Anna Kendrick Bravely Opens Up About Her Abusive Past Relationship

Actress Anna Kendrick has never shied away from tackling difficult subject matter, both on-screen and off. But in a recent interview, the Pitch Perfect star has revealed a deeply personal story—her own harrowing experience with an emotionally abusive relationship.

a relationship “extremely similar” to her film role

In an appearance on the Call Her Daddy podcast, Kendrick shared how her 2022 film Alice, Darling eerily mirrored her own life, as the movie followed a woman trapped in an emotionally abusive relationship with her successful boyfriend.

“I had just gotten out of a relationship that was extremely similar to the movie,” Kendrick told host Alex Cooper, adding that she didn’t tell anyone close to her about taking on the role because “I didn’t want anybody to tell me to not do it.”

Much like the character in the film, Kendrick detailed the immense difficulty she had in recognizing the abuse for what it was, even as it unfolded over the course of their seven-year relationship.

Abuse That “Didn’t Follow the Traditional Pattern”

“It didn’t follow the traditional pattern,” Kendrick explained, noting how abuse can often manifest in unexpected ways. “Because I was reading all the articles and going, ‘This doesn’t look like—some of it looks like how they’re describing it, but not completely.'”

Instead, the abuse seemed to creep up on her overnight, with Kendrick describing an “overnight switch” that lasted for about a year.
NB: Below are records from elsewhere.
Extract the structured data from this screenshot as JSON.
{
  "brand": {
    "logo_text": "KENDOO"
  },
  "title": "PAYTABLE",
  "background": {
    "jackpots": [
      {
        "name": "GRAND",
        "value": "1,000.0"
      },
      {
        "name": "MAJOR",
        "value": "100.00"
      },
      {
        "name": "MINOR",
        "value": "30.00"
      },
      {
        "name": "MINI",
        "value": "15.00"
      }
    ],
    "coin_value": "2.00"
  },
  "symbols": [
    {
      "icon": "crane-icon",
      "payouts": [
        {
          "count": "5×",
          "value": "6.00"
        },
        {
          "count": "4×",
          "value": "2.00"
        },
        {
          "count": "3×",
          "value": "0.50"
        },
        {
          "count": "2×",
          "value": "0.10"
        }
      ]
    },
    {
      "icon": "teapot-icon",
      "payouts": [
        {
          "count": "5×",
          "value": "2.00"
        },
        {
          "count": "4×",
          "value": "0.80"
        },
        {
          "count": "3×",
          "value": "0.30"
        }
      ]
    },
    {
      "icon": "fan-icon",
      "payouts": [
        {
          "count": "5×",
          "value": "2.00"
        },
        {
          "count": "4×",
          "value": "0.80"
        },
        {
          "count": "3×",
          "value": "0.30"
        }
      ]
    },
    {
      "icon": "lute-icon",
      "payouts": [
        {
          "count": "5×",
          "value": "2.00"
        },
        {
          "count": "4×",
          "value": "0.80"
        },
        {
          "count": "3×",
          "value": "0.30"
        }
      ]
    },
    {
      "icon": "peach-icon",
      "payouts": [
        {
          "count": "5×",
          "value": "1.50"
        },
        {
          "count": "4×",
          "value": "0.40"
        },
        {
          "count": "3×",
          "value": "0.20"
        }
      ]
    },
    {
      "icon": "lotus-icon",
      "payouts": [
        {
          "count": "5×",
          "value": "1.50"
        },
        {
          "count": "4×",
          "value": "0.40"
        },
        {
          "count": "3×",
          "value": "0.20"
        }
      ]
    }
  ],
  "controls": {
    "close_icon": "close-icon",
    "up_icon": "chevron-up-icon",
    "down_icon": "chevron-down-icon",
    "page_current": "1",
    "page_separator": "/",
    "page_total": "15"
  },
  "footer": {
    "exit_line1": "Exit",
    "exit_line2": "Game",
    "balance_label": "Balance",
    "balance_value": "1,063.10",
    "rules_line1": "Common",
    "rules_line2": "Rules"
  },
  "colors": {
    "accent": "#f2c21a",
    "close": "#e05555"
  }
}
And even the couple’s therapist, she said, struggled to identify the signs of abuse for a long time.

“I’ve had several sessions with him in the last several years where he’s apologized to me, because I think he realized what was going on right toward the end,” Kendrick revealed.

The Turning Point That Helped Her See the Truth

It wasn’t until one particularly emotional therapy session that Kendrick finally began to see the relationship for what it truly was. After she “just started crying” and couldn’t “pretend that things were fine anymore,” the therapist called her and expressed how proud he was of her for speaking up.

“That’s when I knew, like, ‘Oh, something has shifted,'” Kendrick said. “Things ended pretty quickly after that.”

The Difficulty of Recognizing Abuse

Kendrick‘s story highlights the immense challenge that many victims of emotional abuse face in even identifying their situation as abusive in the first place. As she noted, the abuse didn’t fit the “traditional pattern” that is often associated with domestic violence.

“I had so much love and trust for that person, so I thought it had to be me,” Kendrick explained. “If one of us is crazy, it must be me,” Kendrick explained. So it was very, very difficult to actually say, ‘No, I think this is him. I think this is his stuff.'”

Turning trauma into art

Ultimately, Kendrick‘s decision to take on the role of Alice in her new film was a profoundly personal one, as she grappled with her own recent experience of escaping an abusive relationship.

“It’s a similar thing where it was like pushing myself off of a cliff and not giving myself the time to go. ‘Is this a good choice?'” she said. “Because I just didn’t want somebody to tell me—maybe this is the childhood thing of, like, ‘I don’t want you to tell me it’s bedtime.’ Like, ‘I need to do this. I’m going to do this.'”

By bravely sharing her story, Kendrick has not only shed light on the complex and often misunderstood issue of emotional abuse, but she has also used her platform to inspire others who may be facing similar challenges.

“I just couldn’t spend another second breathing dishonest air,” the actress said, reflecting on the aftermath of her relationship. And in doing so, she has demonstrated the immense power of vulnerability and the transformative potential of turning one’s own trauma into art.